Why Holder’s Probe Won’t Fix Ferguson

2 minute read

Is the Ferguson police department racist?

Nearly a month after the shooting death of an unarmed black teenager at the hands of a white police officer, that question is going to get an official answer, as Attorney General Eric Holder has announced a broad investigation into whether the cops in Ferguson, Mo. engaged in a pattern or practice of civil rights violations over the years.

But not all investigations are created equal, and the new DOJ probe may not deliver the kind of results that last month’s impassioned demonstrators were looking for.

The Department already has a targeted probe into the shooting of the teenager, Michael Brown, by the police officer, Darren Wilson. That investigation is designed to answer the narrow question of whether Wilson broke the law by shooting and killing Brown. The first step in the process of answering that question will come when a grand jury decides whether or not to indict Wilson; the final step would be a trial jury’s determination of his guilt or innocence.

For all the power of that criminal probe, though, Wilson’s fate won’t fix Ferguson, one way or the other. Unfortunately for that struggling suburb, it is unlikely Holder’s new civil rights investigation will either.

The new investigation is being undertaken by the Civil Rights Division’s Special Litigation Section. It doesn’t prosecute crimes–there’s a separate criminal section in the division designed to help prosecutors do that. Instead, among other things, the Special Litigation Section seeks settlements and court orders to require systemically discriminatory police departments to improve their behavior. It gets them to do that by imposing reforms like increased transparency and data collection, fostering community-police partnerships, reviewing uses of force and providing training and supervision.

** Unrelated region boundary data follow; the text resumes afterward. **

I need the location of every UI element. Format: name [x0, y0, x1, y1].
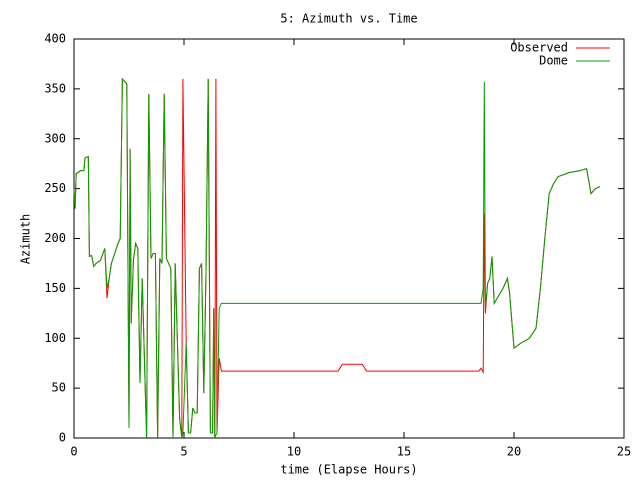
y-tick-label: 50 — [52, 381, 66, 395]
x-tick-label: 0 — [70, 445, 77, 459]
y-tick-label: 200 — [44, 231, 66, 245]
x-tick-label: 5 — [180, 445, 187, 459]
x-axis-label: time (Elapse Hours) — [280, 463, 417, 477]
chart-title: 5: Azimuth vs. Time — [280, 12, 417, 26]
y-tick-label: 300 — [44, 131, 66, 145]
data-line — [73, 77, 601, 439]
x-tick-label: 15 — [397, 445, 411, 459]
x-tick-label: 25 — [617, 445, 631, 459]
y-tick-label: 150 — [44, 281, 66, 295]
y-tick-label: 250 — [44, 181, 66, 195]
legend-label: Observed — [510, 41, 568, 55]
y-tick-label: 400 — [44, 32, 66, 46]
x-tick-label: 10 — [287, 445, 301, 459]
y-axis-label: Azimuth — [19, 214, 33, 265]
y-tick-label: 0 — [59, 431, 66, 445]
y-tick-label: 100 — [44, 331, 66, 345]
legend-label: Dome — [539, 54, 568, 68]
y-tick-label: 350 — [44, 81, 66, 95]
data-line — [73, 77, 601, 439]
x-tick-label: 20 — [507, 445, 521, 459]
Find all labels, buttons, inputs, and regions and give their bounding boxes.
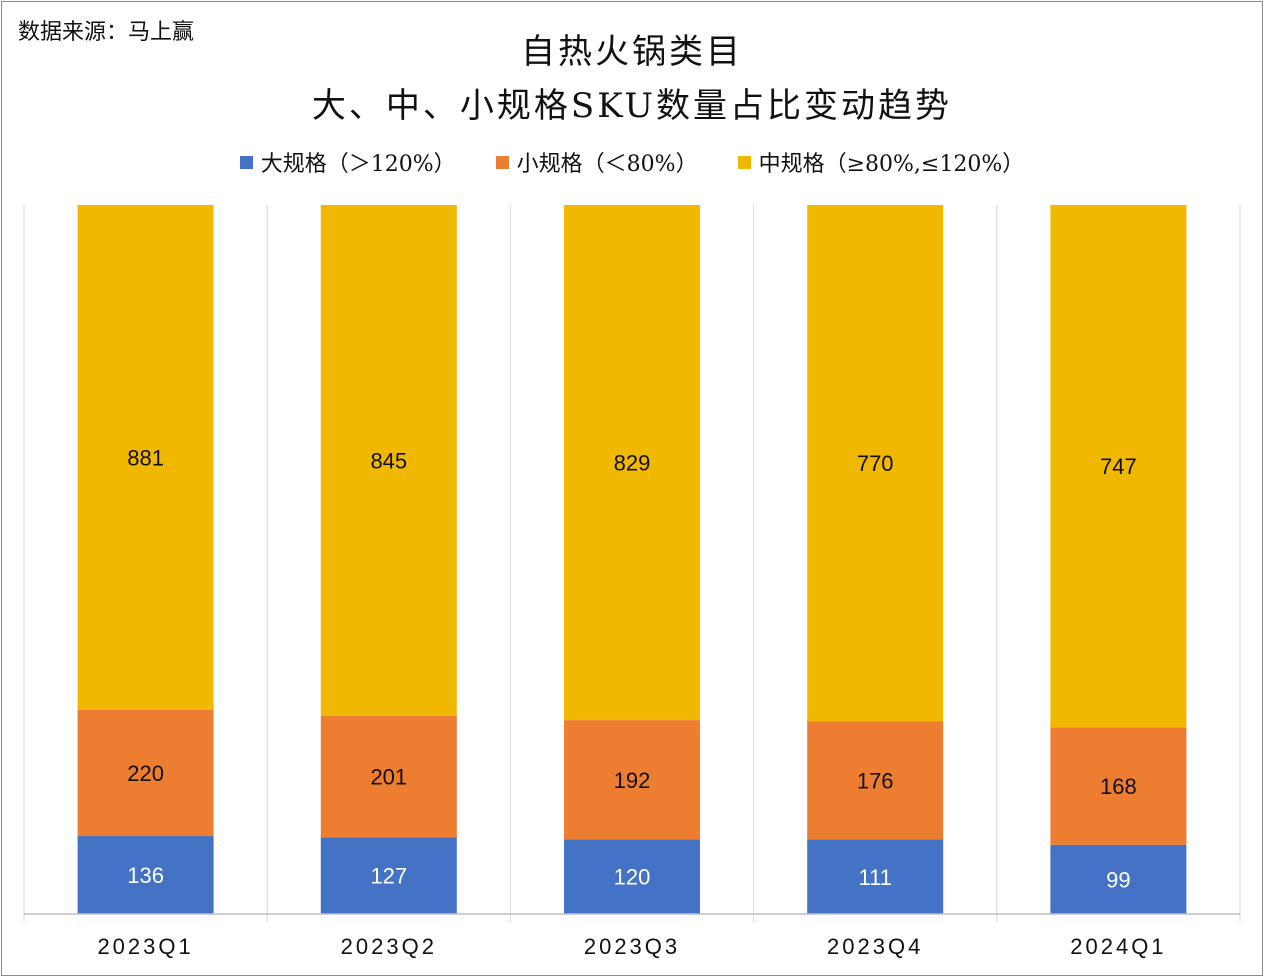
chart-subtitle: 大、中、小规格SKU数量占比变动趋势 bbox=[311, 86, 953, 126]
bar-segment-2023Q1-s1 bbox=[77, 709, 214, 837]
x-tick-label: 2023Q2 bbox=[341, 934, 437, 959]
data-label: 168 bbox=[1100, 774, 1137, 799]
data-label: 111 bbox=[858, 865, 891, 890]
bar-segment-2023Q2-s2 bbox=[320, 205, 457, 716]
bar-segment-2023Q2-s1 bbox=[320, 715, 457, 838]
legend-item-medium: 中规格（≥80%,≤120%） bbox=[737, 146, 1025, 178]
data-label: 176 bbox=[857, 769, 894, 794]
x-tick-label: 2023Q1 bbox=[97, 934, 193, 959]
legend-label-large: 大规格（＞120%） bbox=[260, 152, 456, 177]
legend-swatch-small bbox=[495, 155, 509, 169]
bar-segment-2023Q1-s0 bbox=[77, 836, 214, 914]
data-label: 881 bbox=[127, 445, 164, 470]
legend: 大规格（＞120%） 小规格（＜80%） 中规格（≥80%,≤120%） bbox=[0, 146, 1264, 178]
bar-segment-2023Q3-s0 bbox=[564, 839, 700, 914]
legend-item-small: 小规格（＜80%） bbox=[495, 146, 698, 178]
bar-segment-2023Q3-s2 bbox=[564, 205, 700, 721]
bar-segment-2024Q1-s1 bbox=[1050, 727, 1187, 845]
bar-segment-2024Q1-s0 bbox=[1050, 844, 1187, 914]
bar-segment-2023Q4-s0 bbox=[807, 839, 944, 914]
bar-segment-2023Q1-s2 bbox=[77, 205, 214, 710]
legend-swatch-medium bbox=[737, 155, 751, 169]
legend-swatch-large bbox=[239, 155, 253, 169]
data-label: 220 bbox=[127, 761, 164, 786]
data-label: 747 bbox=[1100, 454, 1137, 479]
legend-label-small: 小规格（＜80%） bbox=[516, 152, 698, 177]
source-note: 数据来源：马上赢 bbox=[18, 20, 195, 45]
legend-item-large: 大规格（＞120%） bbox=[239, 146, 456, 178]
bar-segment-2023Q4-s1 bbox=[807, 721, 944, 840]
bar-segment-2023Q4-s2 bbox=[807, 205, 944, 722]
bar-segment-2024Q1-s2 bbox=[1050, 205, 1187, 728]
bar-segment-2023Q3-s1 bbox=[564, 720, 700, 840]
data-label: 829 bbox=[614, 451, 651, 476]
data-label: 770 bbox=[857, 451, 894, 476]
data-label: 201 bbox=[370, 764, 407, 789]
data-label: 127 bbox=[370, 864, 407, 889]
legend-label-medium: 中规格（≥80%,≤120%） bbox=[758, 152, 1025, 177]
bar-segment-2023Q2-s0 bbox=[320, 837, 457, 914]
data-label: 192 bbox=[614, 768, 651, 793]
data-label: 99 bbox=[1106, 867, 1130, 892]
x-tick-label: 2023Q3 bbox=[584, 934, 680, 959]
data-label: 845 bbox=[370, 448, 407, 473]
data-label: 120 bbox=[614, 865, 651, 890]
x-tick-label: 2024Q1 bbox=[1070, 934, 1166, 959]
data-label: 136 bbox=[127, 863, 164, 888]
chart-title: 自热火锅类目 bbox=[521, 32, 743, 72]
x-tick-label: 2023Q4 bbox=[827, 934, 923, 959]
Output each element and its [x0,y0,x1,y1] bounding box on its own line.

Which is not to say such steps aren’t useful. Holder today called the work of the Special Litigation Section “historic” and said the department has opened 20 such investigations in the last five years, and is enforcing 14 agreements with law enforcement organizations.

But even if the new investigation does find systemic discrimination in Ferguson, and even if it does lead to a settlement or a court order, that will amount to one small step in the beleaguered community’s efforts to rebuild and reform.